With respect to the use of another’s trademark in VR, solely including another’s mark in VR is not per se trademark infringement.  Rather, the mark’s owner would have to establish the mark was used “in commerce” in order to state a claim for trademark infringement.  For instance, if a VR user sells virtual cars bearing the BMW logo to other VR users, the use of the mark may be found to meet the “in commerce” element of trademark infringement.

Similarly, invoking the name or likeness of a celebrity in VR could amount to an unauthorized use – forming the basis for a right of publicity action – if the use was commercial in nature.  Because right of publicity laws vary from state to state, content providers must take additional care to ensure that use stays within the bounds of the law in every jurisdiction in which the products are distributed.  Addressing this inconsistency is a common issue in the creation of entertainment and other creative content already, and that problem will remain a concern with respect to VR products.

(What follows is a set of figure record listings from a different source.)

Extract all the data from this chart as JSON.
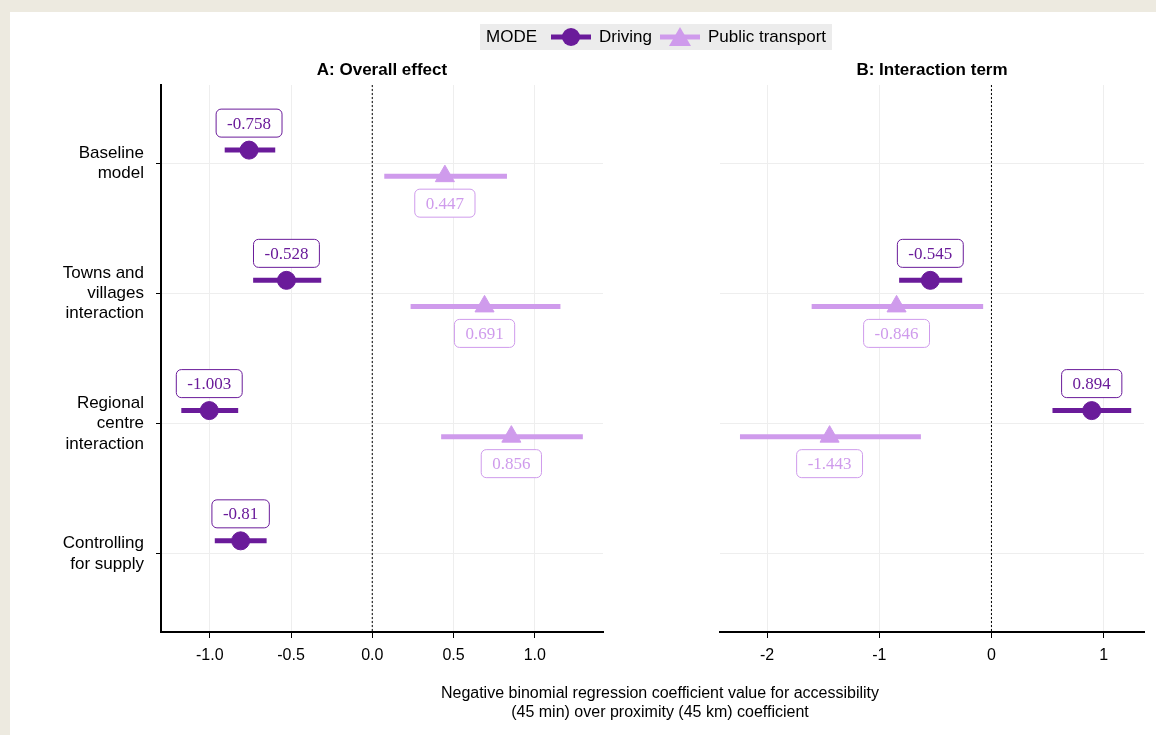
{
  "chart_data": [
    {
      "type": "scatter",
      "title": "A: Overall effect",
      "orientation": "horizontal",
      "categories": [
        "Baseline model",
        "Towns and villages interaction",
        "Regional centre interaction",
        "Controlling for supply"
      ],
      "series": [
        {
          "name": "Driving",
          "color": "#6a1b9a",
          "marker": "circle",
          "values": [
            -0.758,
            -0.528,
            -1.003,
            -0.81
          ],
          "errors": [
            [
              -0.908,
              -0.597
            ],
            [
              -0.733,
              -0.314
            ],
            [
              -1.175,
              -0.825
            ],
            [
              -0.969,
              -0.65
            ]
          ]
        },
        {
          "name": "Public transport",
          "color": "#cf9bec",
          "marker": "triangle",
          "values": [
            0.447,
            0.691,
            0.856,
            null
          ],
          "errors": [
            [
              0.074,
              0.829
            ],
            [
              0.236,
              1.158
            ],
            [
              0.424,
              1.296
            ],
            null
          ]
        }
      ],
      "xlim": [
        -1.3,
        1.42
      ],
      "xticks": [
        {
          "value": -1,
          "label": "-1.0"
        },
        {
          "value": -0.5,
          "label": "-0.5"
        },
        {
          "value": 0,
          "label": "0.0"
        },
        {
          "value": 0.5,
          "label": "0.5"
        },
        {
          "value": 1,
          "label": "1.0"
        }
      ],
      "ref_lines": [
        {
          "axis": "x",
          "value": 0,
          "color": "#000000",
          "line_style": "dotted"
        }
      ],
      "data_labels": true,
      "grid": true,
      "legend": "top",
      "legend_title": "MODE",
      "xlabel": "Negative binomial regression coefficient value for accessibility (45 min) over proximity (45 km) coefficient"
    },
    {
      "type": "scatter",
      "title": "B: Interaction term",
      "orientation": "horizontal",
      "categories": [
        null,
        null,
        null,
        null
      ],
      "series": [
        {
          "color": "#6a1b9a",
          "marker": "circle",
          "values": [
            null,
            -0.545,
            0.894,
            null
          ],
          "errors": [
            null,
            [
              -0.823,
              -0.261
            ],
            [
              0.544,
              1.246
            ],
            null
          ]
        },
        {
          "color": "#cf9bec",
          "marker": "triangle",
          "values": [
            null,
            -0.846,
            -1.443,
            null
          ],
          "errors": [
            null,
            [
              -1.603,
              -0.074
            ],
            [
              -2.242,
              -0.629
            ],
            null
          ]
        }
      ],
      "xlim": [
        -2.42,
        1.36
      ],
      "xticks": [
        -2,
        -1,
        0,
        1
      ],
      "ref_lines": [
        {
          "axis": "x",
          "value": 0,
          "color": "#000000",
          "line_style": "dotted"
        }
      ],
      "data_labels": true,
      "grid": true,
      "tick_labels": "x"
    }
  ]
}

As far as intellectual property issues in the virtual space are concerned, it appears that existing law will apply to protect the intellectual property rights of owners in the virtual world.  If VR content is deemed to be an expressive work, however, as with video games, the First Amendment may provide a defense to future intellectual property lawsuits arising out of the use of a trademark, copyrighted work, or a person’s name or likeness within VR.

First Amendment Issues

Like movies, television, books, and other expressive works before it, VR communicates ideas.  Given that the Supreme Court has held that even violent video games qualify for First Amendment protection,[xxiii]it would seem that, by extension, most VR content should receive First Amendment protection as well.  The highly immersive and interactive nature of VR, however, is encouraging the creation of some content that is less clearly within the protection of the First Amendment.

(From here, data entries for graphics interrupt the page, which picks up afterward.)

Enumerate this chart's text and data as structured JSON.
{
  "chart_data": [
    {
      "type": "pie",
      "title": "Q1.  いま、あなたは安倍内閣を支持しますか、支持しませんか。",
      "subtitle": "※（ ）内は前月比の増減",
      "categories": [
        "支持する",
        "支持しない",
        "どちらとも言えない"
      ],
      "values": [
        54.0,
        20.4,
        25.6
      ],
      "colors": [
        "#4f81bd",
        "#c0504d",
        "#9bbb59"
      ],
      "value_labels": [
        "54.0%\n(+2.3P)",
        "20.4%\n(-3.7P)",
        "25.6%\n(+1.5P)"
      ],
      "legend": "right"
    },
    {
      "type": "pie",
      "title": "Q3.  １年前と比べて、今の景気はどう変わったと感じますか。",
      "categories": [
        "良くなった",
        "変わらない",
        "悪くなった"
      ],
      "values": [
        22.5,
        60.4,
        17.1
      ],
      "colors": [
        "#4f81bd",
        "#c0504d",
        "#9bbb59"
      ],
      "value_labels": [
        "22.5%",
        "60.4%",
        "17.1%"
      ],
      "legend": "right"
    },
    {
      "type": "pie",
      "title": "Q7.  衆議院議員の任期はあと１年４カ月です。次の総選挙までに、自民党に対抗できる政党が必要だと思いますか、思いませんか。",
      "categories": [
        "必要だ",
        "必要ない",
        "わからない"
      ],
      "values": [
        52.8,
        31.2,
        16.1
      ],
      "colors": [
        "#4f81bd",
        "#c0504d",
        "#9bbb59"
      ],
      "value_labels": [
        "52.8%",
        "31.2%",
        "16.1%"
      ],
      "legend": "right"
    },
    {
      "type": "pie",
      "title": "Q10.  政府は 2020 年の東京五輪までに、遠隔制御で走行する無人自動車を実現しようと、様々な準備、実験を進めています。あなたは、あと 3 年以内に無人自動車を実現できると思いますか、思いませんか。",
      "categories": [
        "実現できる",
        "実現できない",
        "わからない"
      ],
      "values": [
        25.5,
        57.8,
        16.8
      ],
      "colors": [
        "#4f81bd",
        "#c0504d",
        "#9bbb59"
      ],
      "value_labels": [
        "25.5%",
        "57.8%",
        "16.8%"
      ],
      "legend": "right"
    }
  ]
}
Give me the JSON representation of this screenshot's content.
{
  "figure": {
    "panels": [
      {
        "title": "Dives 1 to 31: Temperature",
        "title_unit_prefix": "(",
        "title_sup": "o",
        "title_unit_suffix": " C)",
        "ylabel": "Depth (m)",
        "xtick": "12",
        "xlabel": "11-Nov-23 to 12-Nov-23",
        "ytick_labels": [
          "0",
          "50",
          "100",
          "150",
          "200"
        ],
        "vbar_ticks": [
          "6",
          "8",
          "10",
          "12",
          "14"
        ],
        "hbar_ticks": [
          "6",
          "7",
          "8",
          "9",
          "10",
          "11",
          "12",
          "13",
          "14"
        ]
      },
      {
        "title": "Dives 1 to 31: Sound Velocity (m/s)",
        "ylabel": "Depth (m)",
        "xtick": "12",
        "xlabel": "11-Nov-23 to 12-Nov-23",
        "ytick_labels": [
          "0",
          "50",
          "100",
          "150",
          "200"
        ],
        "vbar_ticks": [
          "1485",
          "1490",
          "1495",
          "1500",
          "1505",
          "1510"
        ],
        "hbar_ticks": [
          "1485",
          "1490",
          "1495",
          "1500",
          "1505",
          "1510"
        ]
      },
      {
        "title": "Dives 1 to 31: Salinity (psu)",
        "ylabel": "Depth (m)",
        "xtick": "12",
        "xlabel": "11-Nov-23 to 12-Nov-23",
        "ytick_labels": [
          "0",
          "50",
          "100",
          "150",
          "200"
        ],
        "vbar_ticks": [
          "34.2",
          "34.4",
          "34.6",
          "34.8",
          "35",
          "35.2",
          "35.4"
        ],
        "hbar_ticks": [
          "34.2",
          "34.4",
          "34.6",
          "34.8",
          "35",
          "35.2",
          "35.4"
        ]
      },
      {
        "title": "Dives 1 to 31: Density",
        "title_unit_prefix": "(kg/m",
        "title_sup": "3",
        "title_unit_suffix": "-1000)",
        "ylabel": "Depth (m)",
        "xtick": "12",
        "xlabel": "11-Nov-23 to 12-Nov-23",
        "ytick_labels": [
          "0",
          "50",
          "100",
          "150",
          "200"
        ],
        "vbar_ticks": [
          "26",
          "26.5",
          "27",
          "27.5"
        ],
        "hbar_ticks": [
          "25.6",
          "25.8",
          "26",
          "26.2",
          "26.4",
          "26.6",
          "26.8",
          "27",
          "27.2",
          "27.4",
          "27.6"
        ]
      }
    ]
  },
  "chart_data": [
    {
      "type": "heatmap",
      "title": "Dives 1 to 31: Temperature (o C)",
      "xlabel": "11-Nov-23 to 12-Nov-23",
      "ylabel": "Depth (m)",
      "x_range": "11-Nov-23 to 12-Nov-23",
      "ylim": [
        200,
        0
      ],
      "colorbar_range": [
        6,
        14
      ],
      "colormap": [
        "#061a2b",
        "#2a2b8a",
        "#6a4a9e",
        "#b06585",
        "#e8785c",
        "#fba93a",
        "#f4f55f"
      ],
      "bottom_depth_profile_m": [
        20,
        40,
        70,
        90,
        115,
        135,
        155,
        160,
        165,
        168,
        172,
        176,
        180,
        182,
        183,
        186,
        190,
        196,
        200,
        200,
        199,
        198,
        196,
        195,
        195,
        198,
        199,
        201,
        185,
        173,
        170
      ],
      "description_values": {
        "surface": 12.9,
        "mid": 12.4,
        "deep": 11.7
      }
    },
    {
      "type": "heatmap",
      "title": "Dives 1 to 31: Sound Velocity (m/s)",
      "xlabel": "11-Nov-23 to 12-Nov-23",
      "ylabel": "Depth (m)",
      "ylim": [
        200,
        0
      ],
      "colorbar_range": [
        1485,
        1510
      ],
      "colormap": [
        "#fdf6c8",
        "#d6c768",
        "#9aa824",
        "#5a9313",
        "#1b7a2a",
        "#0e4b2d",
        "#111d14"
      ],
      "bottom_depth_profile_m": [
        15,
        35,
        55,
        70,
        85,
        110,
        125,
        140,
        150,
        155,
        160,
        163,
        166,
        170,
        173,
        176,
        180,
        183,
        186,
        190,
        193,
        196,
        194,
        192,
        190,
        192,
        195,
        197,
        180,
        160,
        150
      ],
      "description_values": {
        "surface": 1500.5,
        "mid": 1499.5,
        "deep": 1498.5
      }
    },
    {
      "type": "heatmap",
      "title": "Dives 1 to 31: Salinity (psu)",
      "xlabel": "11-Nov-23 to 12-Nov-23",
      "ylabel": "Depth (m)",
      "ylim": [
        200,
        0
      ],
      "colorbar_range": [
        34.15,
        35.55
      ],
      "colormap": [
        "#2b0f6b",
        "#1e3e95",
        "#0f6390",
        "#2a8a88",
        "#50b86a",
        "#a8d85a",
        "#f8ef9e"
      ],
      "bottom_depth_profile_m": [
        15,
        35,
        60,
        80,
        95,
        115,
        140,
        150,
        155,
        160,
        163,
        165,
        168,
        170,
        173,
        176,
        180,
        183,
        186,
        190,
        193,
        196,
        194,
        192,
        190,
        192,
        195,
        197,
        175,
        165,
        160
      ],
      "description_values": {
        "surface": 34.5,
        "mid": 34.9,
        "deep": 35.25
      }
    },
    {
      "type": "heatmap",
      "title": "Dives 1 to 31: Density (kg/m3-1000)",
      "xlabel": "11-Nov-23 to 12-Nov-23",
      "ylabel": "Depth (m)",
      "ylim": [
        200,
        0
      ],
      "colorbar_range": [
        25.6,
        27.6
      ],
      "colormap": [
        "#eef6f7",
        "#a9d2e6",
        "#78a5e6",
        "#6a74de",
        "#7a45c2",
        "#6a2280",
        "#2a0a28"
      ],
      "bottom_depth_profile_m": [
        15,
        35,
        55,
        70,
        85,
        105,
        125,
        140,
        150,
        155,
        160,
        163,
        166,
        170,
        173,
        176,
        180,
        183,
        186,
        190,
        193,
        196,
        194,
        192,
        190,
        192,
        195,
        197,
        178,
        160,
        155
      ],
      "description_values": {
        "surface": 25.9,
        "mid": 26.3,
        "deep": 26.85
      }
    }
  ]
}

For instance, the adult film industry is developing X-rated VR experiences that seek to turn pornography into an active experience.  But the less than PG VR uses go far beyond ordinary pornography.  VR users may be able to engage in behavior that is illegal and unacceptable in the real world, such as virtual prostitution, torture, murder and other illegal sexual activities.   This dark side of VR raises many moral and legal questions.  It is foreseeable that legislators will be called upon to regulate VR to preclude user access to some types of experiences, which will surely garner the attention of First Amendment advocates.  VR is lauded by users for the realistic and completely immersive experiences it provides.  For example, users participating in a horror-themed VR experience display palpable signs of fear, signifying that the experience is quite real.  By analogy, performing illegal acts in the virtual, yet life-like world, that one rarely, if ever, gets to perform in the real world would arguably feel even more real to the user and bring the action closer to a real-life crime.  It is unclear whether VR’s incomparable realness and interactivity, coupled with the obscene nature of certain VR content, would render such content outside of the First Amendment’s protective cloak.

Because VR and the new HMDs have only recently gone public, many interesting issues arise as new uses and experiences with VR are created and reported.  The number of products, experiences, and services utilizing VR will certainly continue to explode in the near future as the technology evolves, and so will the legal issues surrounding it.  As with any new technology, some anticipated hurdles will turn out to be non-issues, while other issues may arise and surprise everyone.  With all of the uncertainty surrounding VR, one thing that can be said with confidence is that we have only just begun – and a new world of technology and law lies ahead.